El aire frío de la noche fue un shock para mi sistema. Salí a trompicones de la casa, mi teléfono apretado en mi mano temblorosa. Marqué el número del Licenciado Herrera.
-Licenciado Herrera -dije, mi voz plana, desprovista de emoción-. Necesito que venda todas mis acciones en la compañía de Carlos. Liquide todo. No me importa el valor de mercado. Solo deshágame de ellas. Ahora.
-¿Dra. Frank? ¿Está segura? Es una cantidad significativa de capital...
-Estoy segura -lo interrumpí, mi voz afilada-. Y el divorcio. Dijo que estaba en las etapas finales. ¿Qué tan rápido puede finalizarlo?
-Bueno, con la repentina negativa del Sr. Barrera a firmar, podría complicarse, Dra. Frank. Un divorcio contencioso podría llevar meses, incluso años.
-Entonces encuentre una manera -dije, mi voz elevándose-. Necesito estar fuera de este país en diez días. Haga lo que sea necesario. No me importa lo que cueste.
Antes de que el Licenciado Herrera pudiera responder, la puerta principal de la mansión se abrió de golpe. Carlos estaba allí, su rostro atronador, sus ojos oscuros de furia.
-¿A dónde vas, Adelaida? -exigió, su voz como un látigo.
Justo cuando abrí la boca para responder, un golpe frenético sonó en la planta baja. La mirada de Carlos parpadeó, una distracción momentánea. Abrió la puerta, y Aurora, su rostro surcado de lágrimas, se arrojó a sus brazos.
-¡Carlos! Oh, Carlos, gracias a Dios que estás aquí. Mi madre... su dolor en el pecho... ¡está empeorando! -Sollozó en su hombro, su voz temblando.
Carlos se ablandó de inmediato, acariciando su cabello. Me miró, sus ojos fríos.
-Es tu culpa, Adelaida. Todo. La salud de su madre está empeorando por tu negligencia.
Aurora, aferrándose a él, levantó la vista con ojos grandes y llorosos.
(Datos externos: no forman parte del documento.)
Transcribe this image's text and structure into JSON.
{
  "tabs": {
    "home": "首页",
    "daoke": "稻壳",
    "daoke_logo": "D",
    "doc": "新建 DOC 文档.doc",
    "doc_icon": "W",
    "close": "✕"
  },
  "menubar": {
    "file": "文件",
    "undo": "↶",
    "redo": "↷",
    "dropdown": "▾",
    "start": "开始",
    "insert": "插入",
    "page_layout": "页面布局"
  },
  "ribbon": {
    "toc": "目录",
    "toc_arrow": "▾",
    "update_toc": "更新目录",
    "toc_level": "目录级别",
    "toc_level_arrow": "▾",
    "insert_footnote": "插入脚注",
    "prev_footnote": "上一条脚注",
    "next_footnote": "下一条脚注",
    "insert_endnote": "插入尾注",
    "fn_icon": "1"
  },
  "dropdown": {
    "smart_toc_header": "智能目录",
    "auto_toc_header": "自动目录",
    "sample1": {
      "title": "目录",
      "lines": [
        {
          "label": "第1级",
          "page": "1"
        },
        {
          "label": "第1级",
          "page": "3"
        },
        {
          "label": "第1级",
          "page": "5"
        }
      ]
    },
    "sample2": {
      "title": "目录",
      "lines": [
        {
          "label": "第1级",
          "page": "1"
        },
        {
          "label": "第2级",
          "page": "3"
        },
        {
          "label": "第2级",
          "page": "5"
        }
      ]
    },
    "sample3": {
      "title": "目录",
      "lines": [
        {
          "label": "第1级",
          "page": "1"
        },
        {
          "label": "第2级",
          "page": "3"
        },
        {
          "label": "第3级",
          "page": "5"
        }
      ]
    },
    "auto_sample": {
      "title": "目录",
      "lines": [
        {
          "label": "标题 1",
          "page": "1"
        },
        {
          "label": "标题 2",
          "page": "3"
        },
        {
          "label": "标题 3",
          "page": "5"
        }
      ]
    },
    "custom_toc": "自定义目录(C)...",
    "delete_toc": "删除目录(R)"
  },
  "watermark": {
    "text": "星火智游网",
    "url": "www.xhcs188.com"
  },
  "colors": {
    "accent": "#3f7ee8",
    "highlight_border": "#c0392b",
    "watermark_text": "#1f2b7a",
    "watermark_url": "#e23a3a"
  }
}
-Oh, Carlos, es insoportable. Mi madre está sufriendo tanto. Si tan solo hubiera alguna hierba rara, algún remedio antiguo para aliviar su dolor. Oí hablar de la 'Orquídea Pétalo de Luna' en las montañas lejanas. Se dice que cura todas las dolencias. Iría yo misma, pero... -se interrumpió, su mirada descansando en su brazo vendado, una súplica silenciosa.
Carlos se volvió hacia mí, su rostro serio, sus ojos duros.
-La oíste, Adelaida. Se lo debes. Esta es tu penitencia. Ve. Encuentra la Orquídea Pétalo de Luna. Y no vuelvas sin ella.